District Attorney Kevin Buchanan announced Feb. 9 that he will not pursue charges against Bartlesville police officers involved in the Jan. 17 shooting death of Geraldine Townsend of Bartlesville.
Buchanan received the report from the Oklahoma State Bureau of Investigation about its investigation into the shooting incident on Feb. 1. The report consisted of more than 200 documents, recorded interviews and scene photos. Buchanan based his decision on the report’s findings.
Here’ is Buchanan’s statement:
On Jan. 17th, Bartlesville Police officers executed a search warrant on Maple Street in Bartlesville prior to 10 p.m. An officer had witnessed what he believed to be an illegal drug sale at the residence. The purchaser of the drugs was stopped and drugs in his possession were confirmed. This was the basis for the issuance of the search warrant.
Officers discussed the execution of the warrant before going to Maple Street, with specific assignments being given to each. Officers arrived and before approaching the house, one officer turned on his personal cellphone and placed it on the front of his ballistic vest which recorded both audio and video portions of the events that followed. Bartlesville officers do not have city issued “body cameras.”

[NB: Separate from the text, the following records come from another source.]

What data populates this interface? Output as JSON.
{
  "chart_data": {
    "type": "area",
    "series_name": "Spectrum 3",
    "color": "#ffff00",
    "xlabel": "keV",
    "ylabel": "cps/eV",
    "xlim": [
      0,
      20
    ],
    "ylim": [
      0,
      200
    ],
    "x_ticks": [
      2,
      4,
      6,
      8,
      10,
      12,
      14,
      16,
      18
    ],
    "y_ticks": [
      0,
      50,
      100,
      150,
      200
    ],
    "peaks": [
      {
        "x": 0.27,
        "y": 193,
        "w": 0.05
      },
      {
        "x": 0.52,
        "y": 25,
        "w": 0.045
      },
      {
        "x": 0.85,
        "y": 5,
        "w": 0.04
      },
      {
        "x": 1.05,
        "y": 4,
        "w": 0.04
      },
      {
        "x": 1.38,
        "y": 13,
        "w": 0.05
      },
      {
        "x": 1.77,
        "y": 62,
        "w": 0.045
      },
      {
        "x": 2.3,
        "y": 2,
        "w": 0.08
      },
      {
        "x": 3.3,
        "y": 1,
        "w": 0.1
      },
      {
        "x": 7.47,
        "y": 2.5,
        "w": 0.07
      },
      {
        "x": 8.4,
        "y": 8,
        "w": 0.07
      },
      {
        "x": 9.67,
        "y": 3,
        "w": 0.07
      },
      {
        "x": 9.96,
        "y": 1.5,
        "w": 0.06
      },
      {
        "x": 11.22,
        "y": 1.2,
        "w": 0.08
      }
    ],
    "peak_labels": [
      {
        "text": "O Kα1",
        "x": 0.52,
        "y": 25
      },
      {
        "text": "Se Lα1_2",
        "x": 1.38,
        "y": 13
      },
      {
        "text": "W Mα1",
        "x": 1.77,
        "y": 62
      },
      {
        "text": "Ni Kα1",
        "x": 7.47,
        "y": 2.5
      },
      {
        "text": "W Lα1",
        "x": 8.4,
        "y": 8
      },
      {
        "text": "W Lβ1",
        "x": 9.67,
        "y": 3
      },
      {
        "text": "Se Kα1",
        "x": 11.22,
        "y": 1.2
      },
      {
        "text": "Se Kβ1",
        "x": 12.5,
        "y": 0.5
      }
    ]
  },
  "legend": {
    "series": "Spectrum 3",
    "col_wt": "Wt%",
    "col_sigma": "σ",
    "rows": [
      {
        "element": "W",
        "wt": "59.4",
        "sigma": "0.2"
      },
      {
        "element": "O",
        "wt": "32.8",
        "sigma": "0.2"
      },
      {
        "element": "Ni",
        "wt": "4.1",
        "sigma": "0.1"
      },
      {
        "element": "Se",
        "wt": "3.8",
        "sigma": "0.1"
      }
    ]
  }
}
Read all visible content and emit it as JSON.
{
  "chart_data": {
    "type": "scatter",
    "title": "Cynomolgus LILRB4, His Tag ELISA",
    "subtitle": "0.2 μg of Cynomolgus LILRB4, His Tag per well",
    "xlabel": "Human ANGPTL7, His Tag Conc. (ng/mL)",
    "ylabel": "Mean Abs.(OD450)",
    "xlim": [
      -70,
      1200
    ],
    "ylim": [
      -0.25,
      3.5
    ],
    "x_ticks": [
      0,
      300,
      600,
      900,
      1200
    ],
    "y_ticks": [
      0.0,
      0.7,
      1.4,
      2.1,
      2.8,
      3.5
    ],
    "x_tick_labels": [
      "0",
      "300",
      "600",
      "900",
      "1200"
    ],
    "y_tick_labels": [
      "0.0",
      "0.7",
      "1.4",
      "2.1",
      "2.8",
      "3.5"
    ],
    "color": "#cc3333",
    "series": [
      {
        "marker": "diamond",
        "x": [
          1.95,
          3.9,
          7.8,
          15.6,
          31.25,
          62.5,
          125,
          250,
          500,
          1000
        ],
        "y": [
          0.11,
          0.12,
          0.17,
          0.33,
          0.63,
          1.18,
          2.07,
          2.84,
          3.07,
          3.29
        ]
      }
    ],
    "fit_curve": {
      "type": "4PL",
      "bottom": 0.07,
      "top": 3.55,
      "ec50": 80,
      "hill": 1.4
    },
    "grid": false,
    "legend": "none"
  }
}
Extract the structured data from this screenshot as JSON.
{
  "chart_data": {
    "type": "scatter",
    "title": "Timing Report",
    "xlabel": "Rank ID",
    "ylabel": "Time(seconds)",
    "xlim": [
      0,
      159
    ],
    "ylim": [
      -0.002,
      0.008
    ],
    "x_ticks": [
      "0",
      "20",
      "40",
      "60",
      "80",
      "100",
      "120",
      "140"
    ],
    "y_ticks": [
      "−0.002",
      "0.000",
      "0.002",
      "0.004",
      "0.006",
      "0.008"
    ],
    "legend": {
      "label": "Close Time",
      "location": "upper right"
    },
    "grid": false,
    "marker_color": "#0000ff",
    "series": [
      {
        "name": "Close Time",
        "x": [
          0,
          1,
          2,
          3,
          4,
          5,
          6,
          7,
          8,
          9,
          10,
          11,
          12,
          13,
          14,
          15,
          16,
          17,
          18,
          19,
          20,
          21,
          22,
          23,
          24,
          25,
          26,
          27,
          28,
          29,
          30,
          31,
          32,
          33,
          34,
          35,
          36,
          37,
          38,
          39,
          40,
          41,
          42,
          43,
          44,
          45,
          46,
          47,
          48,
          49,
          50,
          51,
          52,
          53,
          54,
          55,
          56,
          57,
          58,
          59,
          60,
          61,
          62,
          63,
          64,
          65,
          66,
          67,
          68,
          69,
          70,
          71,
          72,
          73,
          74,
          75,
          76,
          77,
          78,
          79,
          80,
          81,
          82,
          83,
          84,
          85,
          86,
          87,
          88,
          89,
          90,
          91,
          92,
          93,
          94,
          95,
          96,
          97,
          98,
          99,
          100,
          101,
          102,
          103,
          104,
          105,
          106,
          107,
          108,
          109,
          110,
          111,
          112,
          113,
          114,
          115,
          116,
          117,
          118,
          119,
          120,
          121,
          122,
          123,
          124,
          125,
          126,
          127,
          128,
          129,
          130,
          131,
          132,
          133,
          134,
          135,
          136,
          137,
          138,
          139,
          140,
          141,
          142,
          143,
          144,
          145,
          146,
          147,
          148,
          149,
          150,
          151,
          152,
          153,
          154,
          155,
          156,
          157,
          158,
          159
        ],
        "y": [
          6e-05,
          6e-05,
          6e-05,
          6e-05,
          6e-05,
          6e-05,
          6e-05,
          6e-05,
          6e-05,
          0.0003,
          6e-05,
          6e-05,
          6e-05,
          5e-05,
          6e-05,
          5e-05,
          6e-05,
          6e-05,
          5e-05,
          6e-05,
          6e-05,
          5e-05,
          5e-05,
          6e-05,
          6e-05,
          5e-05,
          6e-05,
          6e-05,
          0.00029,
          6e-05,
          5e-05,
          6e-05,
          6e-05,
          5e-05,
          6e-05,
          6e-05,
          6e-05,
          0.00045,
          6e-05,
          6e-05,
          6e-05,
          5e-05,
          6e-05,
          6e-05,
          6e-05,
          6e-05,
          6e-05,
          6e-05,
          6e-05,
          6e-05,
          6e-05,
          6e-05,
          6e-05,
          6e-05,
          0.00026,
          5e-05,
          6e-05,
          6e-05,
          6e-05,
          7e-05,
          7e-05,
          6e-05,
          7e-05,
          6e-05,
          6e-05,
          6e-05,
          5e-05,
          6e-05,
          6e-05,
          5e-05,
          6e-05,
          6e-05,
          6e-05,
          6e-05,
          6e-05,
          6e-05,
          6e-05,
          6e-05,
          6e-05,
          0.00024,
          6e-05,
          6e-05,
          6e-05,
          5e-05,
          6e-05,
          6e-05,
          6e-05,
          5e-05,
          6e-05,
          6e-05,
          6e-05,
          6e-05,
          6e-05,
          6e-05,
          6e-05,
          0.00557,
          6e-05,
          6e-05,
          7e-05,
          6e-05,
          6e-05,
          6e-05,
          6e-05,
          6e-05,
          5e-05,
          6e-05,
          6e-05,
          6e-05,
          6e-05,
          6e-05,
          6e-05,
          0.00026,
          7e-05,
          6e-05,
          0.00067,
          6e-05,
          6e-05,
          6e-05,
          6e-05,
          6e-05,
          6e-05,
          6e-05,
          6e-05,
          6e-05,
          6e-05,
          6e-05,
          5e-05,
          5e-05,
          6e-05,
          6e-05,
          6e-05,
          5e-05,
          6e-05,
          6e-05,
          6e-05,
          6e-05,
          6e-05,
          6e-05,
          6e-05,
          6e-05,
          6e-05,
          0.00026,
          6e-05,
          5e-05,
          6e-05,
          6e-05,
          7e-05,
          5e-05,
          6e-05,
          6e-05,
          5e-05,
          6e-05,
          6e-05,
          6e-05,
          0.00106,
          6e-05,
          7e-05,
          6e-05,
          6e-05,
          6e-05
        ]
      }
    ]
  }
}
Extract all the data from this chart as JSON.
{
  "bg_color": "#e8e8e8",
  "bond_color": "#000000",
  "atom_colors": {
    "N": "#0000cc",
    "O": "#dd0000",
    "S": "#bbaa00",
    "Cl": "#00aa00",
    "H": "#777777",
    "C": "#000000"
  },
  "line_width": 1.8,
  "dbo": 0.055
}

One officer loudly knocked on the front door and announced “Police, Search Warrant” three times. All reported hearing a voice, the words unintelligible. No apparent attempt was being made to respond to the door, and officers forced entry into the house. Upon entry, the officers encountered Michael Livingston who complied with commands to lie on the ground.
As Livingston was being secured, additional officers began to look through the rest of the house for any other occupants. Almost immediately, one officer (Officer 1) felt something strike his leg and heard a “popping noise.” Officer 1 then saw Geraldine Townsend in or near the doorway of a bedroom pointing a handgun at him. Officer 1 began yelling at her to drop the gun. A fellow officer (Officer 2), seeing Officer 1 seeking cover and hearing his commands, got in position to help. Officer 2 was struck in the face, saw the gun held by Townsend and returned fire striking her once in the chest. Officer 2 later had a BB surgically removed from his face. Officers and emergency personnel both rendered aide to Townsend but were unable to prevent her passing.
The eventual search of the home produced what the state believes is marijuana, monitors displaying the approaches from both the front and back of the home, and a police band radio on and monitoring the Bartlesville Police channel. These all led to some of the charges filed against Livingston. At no point in the events outlined above, from the decision to conduct surveillance to conclusion of the processing the scene of the shooting was Livingston’s former father-in-law, a Bartlesville Reserve officer, involved in any way.
The most consequential items found in the house are the replica BB guns, one of which Townsend had been given to “defend” herself.
Two attached pages contain photos of the replica pistols and real handguns. Townsend was using the one depicted with the yellow tag attached (Umarex T P D 45). Below it is an actual 9mm handgun (Sig Sauer P250). The second page contains revolvers. The top one (Bear River Revolver) was found in the house near the suspected marijuana. The bottom is an internet image of an actual Ruger .357 magnum revolver. This author was not personally familiar with the degree to which some of the replica handguns are manufactured to imitate real guns. But this author is familiar with the regularity that law enforcement officers encounter these replicas. It is the intention of this office the use to circumstances of this tragic death to seek a change in the law. Currently, convicted felons, such as Livingston, are prohibited from possessing firearms. That includes BB guns that have been altered. The “altered” language is a reference to orange or other brightly colored tips that were once mandated for other toys, but not BB guns. Convicted felons know the law. They can carry a replica BB gun and not violate the law as long as they have not altered it, say by removing something intended to indicate that it is not a real gun. But today’s replicas don’t need to be altered in any way. So, their desire to carry one begs the question “why.” The quality of the replication absolutely creates the impression that the person carrying one is in fact armed. Providing Townsend with the one depicted and planting the idea in her mind that it should be used to confront an armed police, or other, intruder, directly lead to her death. Charges against Livingston will be amended to include possession of a firearm after former conviction of a felony. This office will initiate the process of asking the Court of Criminal Appeals to revisit its 1971 decision that unaltered BB pistols are not prohibited under the law for convicted felons.